Huelva capital es la madre grande, la
surtidora más amable del emblema que advierte el tiempo en la larga historia; a
ella vienen los propósitos y las esperanzas, a quedarse, a atesorar los esfuerzos;
a la madre grande se viene a la búsqueda del calor de lo institucional y a
fundir abrazos inquietos en esa parsimonia pasional que es la vida en una
ciudad de sur con el entusiasmo entrando por la ventana desesperadamente.

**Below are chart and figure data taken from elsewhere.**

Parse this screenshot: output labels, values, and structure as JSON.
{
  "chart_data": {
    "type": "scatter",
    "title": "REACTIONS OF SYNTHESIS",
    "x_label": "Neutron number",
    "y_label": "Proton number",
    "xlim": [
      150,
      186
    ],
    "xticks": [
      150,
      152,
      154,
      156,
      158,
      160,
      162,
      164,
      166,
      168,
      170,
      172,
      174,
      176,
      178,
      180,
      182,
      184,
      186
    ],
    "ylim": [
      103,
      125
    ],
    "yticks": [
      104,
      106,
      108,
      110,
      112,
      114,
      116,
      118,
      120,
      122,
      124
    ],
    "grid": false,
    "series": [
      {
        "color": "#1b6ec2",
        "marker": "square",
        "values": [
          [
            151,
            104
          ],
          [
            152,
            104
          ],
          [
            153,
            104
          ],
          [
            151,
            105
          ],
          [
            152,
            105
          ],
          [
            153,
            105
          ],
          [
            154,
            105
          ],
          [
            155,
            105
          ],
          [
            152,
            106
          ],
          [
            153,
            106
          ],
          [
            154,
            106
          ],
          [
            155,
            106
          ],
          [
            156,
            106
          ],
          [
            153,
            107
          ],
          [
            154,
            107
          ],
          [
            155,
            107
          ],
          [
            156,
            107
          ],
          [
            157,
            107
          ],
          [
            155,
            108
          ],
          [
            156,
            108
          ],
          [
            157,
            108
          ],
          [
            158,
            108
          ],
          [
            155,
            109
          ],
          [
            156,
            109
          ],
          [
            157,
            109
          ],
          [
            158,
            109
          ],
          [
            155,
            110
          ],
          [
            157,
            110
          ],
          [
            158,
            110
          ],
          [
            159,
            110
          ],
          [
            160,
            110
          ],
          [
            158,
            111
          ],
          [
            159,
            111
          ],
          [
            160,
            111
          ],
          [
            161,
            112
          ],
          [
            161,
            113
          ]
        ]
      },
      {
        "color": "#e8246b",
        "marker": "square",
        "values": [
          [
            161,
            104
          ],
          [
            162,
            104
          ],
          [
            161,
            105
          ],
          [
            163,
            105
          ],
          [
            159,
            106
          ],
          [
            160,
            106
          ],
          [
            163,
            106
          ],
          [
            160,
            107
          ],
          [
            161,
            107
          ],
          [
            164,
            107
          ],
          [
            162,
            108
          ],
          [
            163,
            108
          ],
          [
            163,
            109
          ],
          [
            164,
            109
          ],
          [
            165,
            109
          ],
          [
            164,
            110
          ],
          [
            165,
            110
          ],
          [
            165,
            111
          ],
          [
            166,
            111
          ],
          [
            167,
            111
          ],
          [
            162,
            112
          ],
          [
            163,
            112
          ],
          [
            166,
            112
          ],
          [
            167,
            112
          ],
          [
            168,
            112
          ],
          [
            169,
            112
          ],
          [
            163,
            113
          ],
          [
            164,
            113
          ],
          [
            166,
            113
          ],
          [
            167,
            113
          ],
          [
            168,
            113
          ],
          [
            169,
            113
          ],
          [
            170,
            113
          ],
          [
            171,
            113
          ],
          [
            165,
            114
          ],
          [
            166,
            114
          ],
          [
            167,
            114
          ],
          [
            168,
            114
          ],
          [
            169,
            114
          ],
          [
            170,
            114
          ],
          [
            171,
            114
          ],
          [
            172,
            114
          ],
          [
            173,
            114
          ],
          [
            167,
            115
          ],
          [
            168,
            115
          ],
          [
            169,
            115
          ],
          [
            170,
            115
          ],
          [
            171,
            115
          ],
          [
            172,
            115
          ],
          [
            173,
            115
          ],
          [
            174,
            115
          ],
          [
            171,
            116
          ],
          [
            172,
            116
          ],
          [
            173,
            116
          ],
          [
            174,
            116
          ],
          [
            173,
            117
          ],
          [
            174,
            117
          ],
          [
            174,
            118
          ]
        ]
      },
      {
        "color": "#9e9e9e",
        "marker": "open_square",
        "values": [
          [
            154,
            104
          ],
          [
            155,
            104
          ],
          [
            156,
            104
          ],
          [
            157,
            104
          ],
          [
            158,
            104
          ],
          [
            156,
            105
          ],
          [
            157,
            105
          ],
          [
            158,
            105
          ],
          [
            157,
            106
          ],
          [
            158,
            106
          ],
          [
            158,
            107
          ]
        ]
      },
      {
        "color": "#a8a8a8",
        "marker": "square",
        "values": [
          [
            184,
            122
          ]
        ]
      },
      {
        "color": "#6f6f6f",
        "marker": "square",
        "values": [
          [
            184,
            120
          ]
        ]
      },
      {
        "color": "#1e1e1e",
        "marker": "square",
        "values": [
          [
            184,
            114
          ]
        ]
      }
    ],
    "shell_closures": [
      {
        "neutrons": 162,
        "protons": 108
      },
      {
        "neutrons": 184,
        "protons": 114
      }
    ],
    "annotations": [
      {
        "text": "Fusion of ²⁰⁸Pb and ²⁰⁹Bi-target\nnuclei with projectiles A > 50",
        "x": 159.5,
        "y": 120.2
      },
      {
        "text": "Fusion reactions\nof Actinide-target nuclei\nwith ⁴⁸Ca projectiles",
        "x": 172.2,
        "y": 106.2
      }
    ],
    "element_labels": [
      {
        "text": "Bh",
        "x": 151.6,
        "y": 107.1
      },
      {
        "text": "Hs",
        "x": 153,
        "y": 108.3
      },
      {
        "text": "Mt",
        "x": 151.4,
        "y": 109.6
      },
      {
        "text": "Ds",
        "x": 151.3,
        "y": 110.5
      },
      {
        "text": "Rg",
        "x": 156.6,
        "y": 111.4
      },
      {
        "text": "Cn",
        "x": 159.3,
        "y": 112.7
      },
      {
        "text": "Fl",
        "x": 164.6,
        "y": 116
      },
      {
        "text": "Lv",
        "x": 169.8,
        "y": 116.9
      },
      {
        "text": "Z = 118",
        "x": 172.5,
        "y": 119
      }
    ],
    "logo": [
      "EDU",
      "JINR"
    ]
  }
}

Luego la dinastía descubridora que a
tanto rango llegara. Dentro, eternizado, Juan Ramón Jiménez, con su Moguer, su
Platero y con todos nosotros admirándole. Advierten las minas un pasado
industrial inigualable, el jamón acierta en cada boca, el marisco es referencia
de exquisitez, los vinos en cosechas interminables, el horizonte aún sin
cerrarse y el fandango en la sentencia y en melancolía. Están hechos los seres
de aquí solo con luz, agua y tierra; es un lugar para ser y una consigna para
diseñar la vida con el apego a tales elementos naturales y fijarla definitivamente con los versos de
Juan Ramón: “la luz con el tiempo dentro”. Es así la vida.
Ramón Llanes.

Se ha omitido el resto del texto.